BAFICI XIII: Burrowing, de Fredrik Wenzel y Henrik Hellström

La escena que abre Burrowing, un lento travelling que muestra el amanecer en un pequeño suburbio sueco, mientras toda esa vecindad de casitas bajas duerme sus últimos minutos de sueño, tal vez funcione como síntesis de buena parte de lo que vendrá. Y es que Burrowing es una película intimista, donde los silencios tienen un peso aun mayor que las palabras.

Sin embargo, no todo está sugerido, y enseguida aparecerá la voz en off de un niño (recurso que se mantendrá hasta el final). Ese niño es Sebastian, un chico que no supera la barrera de los 12, pero que ya cuenta con ciertas preocupaciones existenciales. En medio de travesuras y juegos que no parece colmar su alma inquieta, Sebastian servirá de guía en ese pueblito, a la vez que construirá un retrato sobre tres vecinos, cada uno tan ensimismado en su propio universo, que no se dan cuenta de la pasividad cuasi marginal que los une.

Como Sebastian, esos tres personajes parecen estar atrapados en un lugar donde el tiempo no avanza, y donde cuesta imaginar una vida más allá del frondoso bosque que cerca el barrio. Esas tres almas son Jimmy, un joven padre soltero que vaga de un lado para el otro con su bebe a cuestas; Anders, un precoz empresario, presentado en la mirada de Sebastian como el opuesto de Jimmy (aunque luego descubramos que comparten más similitudes que diferencias); y Mischa, un solitario inmigrante que llegó a Suecia hace años, con la intención de trabajar temporariamente, pero que terminó radicándose allí.

Los cuatro son, cada uno a su manera, seres solitarios, espíritus libres que no terminan de adaptarse a una existencia comunitaria que no tiene grandes cosas para ofrecer. Todos encuentran en el bosque (y en la soledad) un punto de fuga, una posibilidad para escapar de tanto encierro mental, y de las agobiantes expectativas que sobre ellos recaen. Plagada de climas sugerentes, a veces acompañada de sonido ambiente, otras de una emotiva música que envuelve y potencia las escenas, lo más interesante de Burrowing está en la inocente mirada del pequeño que, sin proponérselo, logra decir más que cualquier adulto.
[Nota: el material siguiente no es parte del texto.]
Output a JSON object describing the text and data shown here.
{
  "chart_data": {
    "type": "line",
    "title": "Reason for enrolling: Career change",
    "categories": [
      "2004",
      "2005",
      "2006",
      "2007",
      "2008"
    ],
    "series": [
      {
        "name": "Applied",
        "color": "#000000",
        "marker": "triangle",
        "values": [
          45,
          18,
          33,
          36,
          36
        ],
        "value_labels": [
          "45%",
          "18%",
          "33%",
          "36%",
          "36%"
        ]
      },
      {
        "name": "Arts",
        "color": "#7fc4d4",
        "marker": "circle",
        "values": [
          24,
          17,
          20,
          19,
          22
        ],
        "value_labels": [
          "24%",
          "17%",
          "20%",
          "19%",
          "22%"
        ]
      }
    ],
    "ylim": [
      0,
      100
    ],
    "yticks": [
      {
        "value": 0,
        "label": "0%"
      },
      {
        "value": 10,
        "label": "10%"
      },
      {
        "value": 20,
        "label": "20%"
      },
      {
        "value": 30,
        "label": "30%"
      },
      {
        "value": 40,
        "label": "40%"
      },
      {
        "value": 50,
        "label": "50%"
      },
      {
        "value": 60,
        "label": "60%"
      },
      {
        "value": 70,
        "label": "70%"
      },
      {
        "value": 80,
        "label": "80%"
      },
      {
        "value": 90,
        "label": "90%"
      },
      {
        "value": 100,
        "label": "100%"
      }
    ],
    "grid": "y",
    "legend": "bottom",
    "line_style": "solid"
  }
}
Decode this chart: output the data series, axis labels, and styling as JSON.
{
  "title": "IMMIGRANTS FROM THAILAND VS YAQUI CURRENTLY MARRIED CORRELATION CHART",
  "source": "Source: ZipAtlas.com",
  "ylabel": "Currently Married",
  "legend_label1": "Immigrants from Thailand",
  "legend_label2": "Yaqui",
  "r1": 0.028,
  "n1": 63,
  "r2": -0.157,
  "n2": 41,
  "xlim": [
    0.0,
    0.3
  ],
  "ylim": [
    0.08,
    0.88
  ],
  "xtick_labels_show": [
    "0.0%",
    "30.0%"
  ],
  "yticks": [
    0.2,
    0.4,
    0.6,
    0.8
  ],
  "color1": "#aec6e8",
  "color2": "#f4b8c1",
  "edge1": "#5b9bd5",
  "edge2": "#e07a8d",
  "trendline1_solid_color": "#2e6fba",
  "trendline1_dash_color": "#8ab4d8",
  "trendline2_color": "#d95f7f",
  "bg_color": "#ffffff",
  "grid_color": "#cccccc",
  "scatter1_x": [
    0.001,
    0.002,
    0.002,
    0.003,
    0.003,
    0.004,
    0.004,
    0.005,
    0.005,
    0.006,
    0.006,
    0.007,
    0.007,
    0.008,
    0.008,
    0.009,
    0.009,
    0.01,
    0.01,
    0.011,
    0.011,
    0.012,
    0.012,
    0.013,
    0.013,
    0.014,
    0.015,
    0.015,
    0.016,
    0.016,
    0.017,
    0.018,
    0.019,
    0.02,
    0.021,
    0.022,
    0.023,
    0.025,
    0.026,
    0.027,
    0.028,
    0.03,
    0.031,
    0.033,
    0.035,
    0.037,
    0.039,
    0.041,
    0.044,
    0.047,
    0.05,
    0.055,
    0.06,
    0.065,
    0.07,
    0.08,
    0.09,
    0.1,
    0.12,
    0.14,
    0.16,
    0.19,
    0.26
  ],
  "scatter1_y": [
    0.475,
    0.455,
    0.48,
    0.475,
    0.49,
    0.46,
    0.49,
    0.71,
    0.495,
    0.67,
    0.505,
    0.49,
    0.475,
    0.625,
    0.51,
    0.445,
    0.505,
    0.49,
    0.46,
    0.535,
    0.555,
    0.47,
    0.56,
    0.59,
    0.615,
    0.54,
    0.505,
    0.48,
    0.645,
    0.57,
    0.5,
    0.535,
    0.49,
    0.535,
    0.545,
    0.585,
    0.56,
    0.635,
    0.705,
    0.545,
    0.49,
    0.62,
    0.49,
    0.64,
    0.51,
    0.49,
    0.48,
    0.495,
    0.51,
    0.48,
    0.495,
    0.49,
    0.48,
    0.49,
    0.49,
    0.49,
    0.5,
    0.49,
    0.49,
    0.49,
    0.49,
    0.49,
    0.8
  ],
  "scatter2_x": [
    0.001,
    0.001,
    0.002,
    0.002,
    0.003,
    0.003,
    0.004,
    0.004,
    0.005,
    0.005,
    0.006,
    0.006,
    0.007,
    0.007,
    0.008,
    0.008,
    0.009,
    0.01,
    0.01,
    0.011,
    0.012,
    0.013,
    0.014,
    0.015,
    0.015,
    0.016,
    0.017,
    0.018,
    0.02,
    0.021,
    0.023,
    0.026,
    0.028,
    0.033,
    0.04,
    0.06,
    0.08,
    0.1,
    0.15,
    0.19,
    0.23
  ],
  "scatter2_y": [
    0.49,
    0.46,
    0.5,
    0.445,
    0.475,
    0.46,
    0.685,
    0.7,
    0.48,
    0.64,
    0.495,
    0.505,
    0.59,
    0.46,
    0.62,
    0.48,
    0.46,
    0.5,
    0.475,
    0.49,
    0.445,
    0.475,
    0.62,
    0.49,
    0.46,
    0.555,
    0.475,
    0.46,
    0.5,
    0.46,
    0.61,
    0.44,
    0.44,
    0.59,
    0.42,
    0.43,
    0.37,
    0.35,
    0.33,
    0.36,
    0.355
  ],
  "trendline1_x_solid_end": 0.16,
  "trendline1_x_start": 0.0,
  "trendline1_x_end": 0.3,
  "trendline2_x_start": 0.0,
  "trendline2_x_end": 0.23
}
Si bien en algunos pasajes la película peca de solemne, cierto lirismo melancólico impide que Burrowing caiga en un pozo del que sea difícil rescatarla, aunque queda claro que no estamos ante una película para todas las audiencias. Por supuesto, tras los protagonistas, se encierran cuestiones tan cotidianas y mundanas como la paternidad, la marginalidad, la independencia, la insatisfacción, la soledad y los sueños.

Cabe destacar que la dirección, el guión, el montaje, y la fotografía corrieron por cuenta de Henrik Hellström y Fredrik Wenzel, dupla sueca que tuvo la posibilidad de presentar hace unos años esta ópera prima en la Berlinale. Además, Hellström fue invitado como jurado de la competencia internacional del festival, y hasta en algunas de las proyecciones se quedó para contestar preguntas del público.